Let me step it up a little more. How many of you have had a loved one in a car accident? How many of you have had a loved one who needed to go to the hospital emergency room? The level of emotion and worry is even greater, no? Without raising your hands in public, parents, how many of you have children who no longer practice the faith or who have renounced their entire family? And young people, how many of you have rejected your parents or told them that you hate them? The pain of these separations is real and hurts others well beyond ourselves.

Today, God is speaking to all of you who have lost something or someone. Today, God is giving us an example that reveals his will to us all. His youngest son rejects his family for his own desire and goes off in selfish ambition. But, his return is not what many think it is. Recall that he compares the life he has created for himself with the life he used to have in his family. He calculates and plans his return, practicing the whole way his speech to his father. He is minimally contrite.

But the focus of the parable is not the lost son, but the compassion of the father. A good Jewish father would not wait for his son. Rather, once he finds out that his son is returning, he would make sure that the son begs for mercy. After all, his son disgraced him. A good Jewish father might allow his son to become a slave. Yet, the father does none of this. He runs, unconcerned that others would think him a fool. He meets his son and doesn’t even let him get a word out before he hugs his son and kisses him. This story would have scandalized the scribes and Pharisees who were listening to Jesus. The father re-incorporates his son into the family by putting the family ring on him and putting a cloak of dignity on him. This behavior of the father would be ridiculous to the hearer of the parable. His love was over done and lavish. It was wasteful in proportion to the offense. Yet, it exactly what Jesus wanted to tell us about his Father in heaven. The word “prodigal” can be defined as excessive and superabundant, reckless and wasteful. And so while this parable has so often been called the “prodigal son,” it should be called the prodigal father. It is the behavior of the father that is outside reason. We can all imagine and have already acknowledged that we have experienced persons who have disowned or rejected us, people who have lost their way and spent it recklessly. That kind of behavior is as ancient as humanity. But, it is the behavior of the Father that confronts our sensibilities. He should not have done what he did. How many of us, when finding out that our son or daughter has squandered their allowance or disrespected our curfews, would welcome them back to possibly make us a victim all over again? Practically none of us.

In fact, many people have left our families or church, or the Christian faith altogether because of our behaviors that have been hurtful. Don’t you really, deep in your hearts, want them back? What could you or I do to bring them back? If you have driven down Pacific Ave. recently, you would have noticed that we have a new banner inviting people back this Easter. But, that is just the beginning. How many people will be effected by our invitation? I don’t know. However, I can tell you that your personal invitation will go even further towards that goal. As a parish, we have trained some special people to assist those who have been away and don’t know how to return. It is called Landings. It is for those Catholics who have “flown the coop” and are thinking about landing back home. What would you do to bring back those family members into the church? Would you move to another seat in the church? Would you attend a different Mass time? Would rearrange the entire Mass schedule just so that loved one of yours might find the church more compatible with their schedule? What wouldn’t you do in order to bring back those who have left the faith altogether? Pray about it.

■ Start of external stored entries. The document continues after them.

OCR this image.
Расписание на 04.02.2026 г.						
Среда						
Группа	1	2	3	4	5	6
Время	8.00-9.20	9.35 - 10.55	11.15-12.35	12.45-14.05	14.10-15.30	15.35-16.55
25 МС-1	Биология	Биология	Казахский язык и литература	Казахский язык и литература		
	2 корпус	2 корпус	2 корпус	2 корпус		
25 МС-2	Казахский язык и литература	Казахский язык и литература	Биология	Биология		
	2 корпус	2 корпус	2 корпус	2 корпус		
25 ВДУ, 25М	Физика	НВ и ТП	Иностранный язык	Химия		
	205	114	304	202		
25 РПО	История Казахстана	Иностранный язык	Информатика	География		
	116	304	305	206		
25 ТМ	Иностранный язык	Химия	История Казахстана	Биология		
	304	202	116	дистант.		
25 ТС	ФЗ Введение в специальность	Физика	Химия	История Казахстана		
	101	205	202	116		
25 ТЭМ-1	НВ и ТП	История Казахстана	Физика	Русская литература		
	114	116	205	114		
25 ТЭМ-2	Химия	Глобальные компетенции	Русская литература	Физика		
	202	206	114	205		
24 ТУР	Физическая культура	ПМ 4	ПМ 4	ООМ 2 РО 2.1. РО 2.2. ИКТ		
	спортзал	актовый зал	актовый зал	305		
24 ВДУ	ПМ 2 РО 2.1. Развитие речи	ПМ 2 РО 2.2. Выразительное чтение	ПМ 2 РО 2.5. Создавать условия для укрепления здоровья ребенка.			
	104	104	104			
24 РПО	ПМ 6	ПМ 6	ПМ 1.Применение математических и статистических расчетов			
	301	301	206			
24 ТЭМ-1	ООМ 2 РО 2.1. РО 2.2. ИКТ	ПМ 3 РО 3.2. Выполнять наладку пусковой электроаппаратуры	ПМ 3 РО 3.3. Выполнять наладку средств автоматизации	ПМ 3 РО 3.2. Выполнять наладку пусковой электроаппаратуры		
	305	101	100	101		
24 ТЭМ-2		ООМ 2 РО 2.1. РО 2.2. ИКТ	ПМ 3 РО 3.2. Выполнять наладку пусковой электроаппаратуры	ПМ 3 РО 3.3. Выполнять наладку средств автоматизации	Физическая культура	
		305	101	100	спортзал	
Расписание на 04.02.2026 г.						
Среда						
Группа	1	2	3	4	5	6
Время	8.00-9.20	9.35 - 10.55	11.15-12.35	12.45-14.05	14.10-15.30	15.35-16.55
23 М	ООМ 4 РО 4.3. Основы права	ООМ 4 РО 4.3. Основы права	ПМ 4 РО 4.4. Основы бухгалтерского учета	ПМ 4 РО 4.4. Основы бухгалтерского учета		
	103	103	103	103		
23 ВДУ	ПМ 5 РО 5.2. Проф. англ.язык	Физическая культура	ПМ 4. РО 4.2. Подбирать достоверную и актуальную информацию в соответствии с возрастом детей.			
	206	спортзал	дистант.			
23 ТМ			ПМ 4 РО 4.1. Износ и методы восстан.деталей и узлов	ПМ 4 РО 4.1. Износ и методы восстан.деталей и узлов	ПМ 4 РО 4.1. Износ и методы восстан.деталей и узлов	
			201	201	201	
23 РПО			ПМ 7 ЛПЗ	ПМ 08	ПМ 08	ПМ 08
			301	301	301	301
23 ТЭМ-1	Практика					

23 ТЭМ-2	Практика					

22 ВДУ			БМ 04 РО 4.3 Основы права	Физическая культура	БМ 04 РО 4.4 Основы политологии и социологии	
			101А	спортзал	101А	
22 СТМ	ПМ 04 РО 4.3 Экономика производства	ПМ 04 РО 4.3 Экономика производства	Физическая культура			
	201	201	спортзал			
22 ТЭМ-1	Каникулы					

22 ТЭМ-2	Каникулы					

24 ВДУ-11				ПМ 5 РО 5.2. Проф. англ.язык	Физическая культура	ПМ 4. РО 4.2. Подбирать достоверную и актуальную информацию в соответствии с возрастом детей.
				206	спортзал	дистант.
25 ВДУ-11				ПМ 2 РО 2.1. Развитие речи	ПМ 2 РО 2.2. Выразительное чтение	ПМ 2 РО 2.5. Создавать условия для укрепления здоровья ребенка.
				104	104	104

My brothers and sister in Christ, therein resides the power of this parable about the Father. God, the father is a ridiculously loving and forgiving God. Are you willing to receiving his forgiveness? If not, what’s stopping you? Let nothing come before you and the grace that God wants for you.

This coming Tuesday, we have our last communal reconciliation service. It will be at 7 pm and there will be five priests. The service will be bilingual. So, come! be reconciled. Let our prodigal father take your sins and forgive them. Let him run to you, kiss you, and bring you back into the family of God.